Country music star Chely Wright talked to gay teens about coming out on Wednesday's The Nate Berkus Show.

Berkus gave the youth lounge at YES, an LGBT community center in New York, a makeover and sent Wright to tour the new space.

After the space's new look was unveiled, Wright sat down with the teens.

“I am from a small town in Kansas,” Wright said. “I scoured my little town looking for anyone else like me and I couldn't find anyone. I continued to hide because I had a dream of being a country music singer.”
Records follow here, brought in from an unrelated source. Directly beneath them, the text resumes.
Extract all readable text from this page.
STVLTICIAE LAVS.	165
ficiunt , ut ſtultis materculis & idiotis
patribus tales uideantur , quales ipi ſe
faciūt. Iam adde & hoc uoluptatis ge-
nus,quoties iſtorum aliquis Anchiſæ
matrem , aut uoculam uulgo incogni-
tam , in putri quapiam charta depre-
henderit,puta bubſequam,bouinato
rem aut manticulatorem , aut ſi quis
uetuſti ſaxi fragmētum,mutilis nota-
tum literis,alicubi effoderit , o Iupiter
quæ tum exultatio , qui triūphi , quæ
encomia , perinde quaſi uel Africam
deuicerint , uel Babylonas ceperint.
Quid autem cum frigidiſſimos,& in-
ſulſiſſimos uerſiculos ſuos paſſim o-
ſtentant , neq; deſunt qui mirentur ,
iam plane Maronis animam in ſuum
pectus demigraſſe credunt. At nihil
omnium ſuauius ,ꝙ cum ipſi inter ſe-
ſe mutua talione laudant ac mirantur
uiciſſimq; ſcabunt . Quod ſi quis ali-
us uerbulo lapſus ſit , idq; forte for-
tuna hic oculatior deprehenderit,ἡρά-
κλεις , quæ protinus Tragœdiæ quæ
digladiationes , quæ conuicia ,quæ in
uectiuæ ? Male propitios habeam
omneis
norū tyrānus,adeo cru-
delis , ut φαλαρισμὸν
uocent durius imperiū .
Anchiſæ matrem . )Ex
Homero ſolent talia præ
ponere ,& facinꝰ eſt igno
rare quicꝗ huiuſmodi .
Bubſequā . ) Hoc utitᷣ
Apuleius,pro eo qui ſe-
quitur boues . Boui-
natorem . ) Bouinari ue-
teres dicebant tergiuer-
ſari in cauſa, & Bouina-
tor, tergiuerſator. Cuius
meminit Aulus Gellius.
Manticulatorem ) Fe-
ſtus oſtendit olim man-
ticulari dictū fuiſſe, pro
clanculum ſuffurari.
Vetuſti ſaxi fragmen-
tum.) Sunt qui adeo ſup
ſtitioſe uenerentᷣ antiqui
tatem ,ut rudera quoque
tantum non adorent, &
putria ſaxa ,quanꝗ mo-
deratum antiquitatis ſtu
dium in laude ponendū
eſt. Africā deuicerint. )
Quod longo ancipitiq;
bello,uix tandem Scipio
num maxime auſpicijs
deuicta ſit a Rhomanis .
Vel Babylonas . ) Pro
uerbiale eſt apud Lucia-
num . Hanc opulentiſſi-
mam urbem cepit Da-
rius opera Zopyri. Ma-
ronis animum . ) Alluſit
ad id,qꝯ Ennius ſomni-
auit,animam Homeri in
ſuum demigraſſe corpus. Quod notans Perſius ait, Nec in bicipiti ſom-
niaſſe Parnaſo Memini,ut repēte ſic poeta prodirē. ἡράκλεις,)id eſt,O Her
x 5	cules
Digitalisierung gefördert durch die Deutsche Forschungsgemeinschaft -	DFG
“I hit my rock bottom and I found myself in 2006 ready to kill myself because I had painted myself into a corner. I had created an entire life where nobody knew me. I got on my knees and prayed to God, 'Help me out of this,' and the answer I got was stand up, tell the world who you are. And I came out for me, most of all because I wanted to live.”

“But my second most compelling reason for coming out was I didn't want to think about another kid sitting on the edge of his bed, or another young person like Seth Walsh, I couldn't stand the thought of somebody else feeling like there wasn't somebody else like him or like her,” she said, referring to the 13-year-old California boy who hanged himself after suffering years of torment at the hands of his classmates.

“I came out in May of 2010 and it's the best thing I ever did for my life,” Wright added to a warm applause.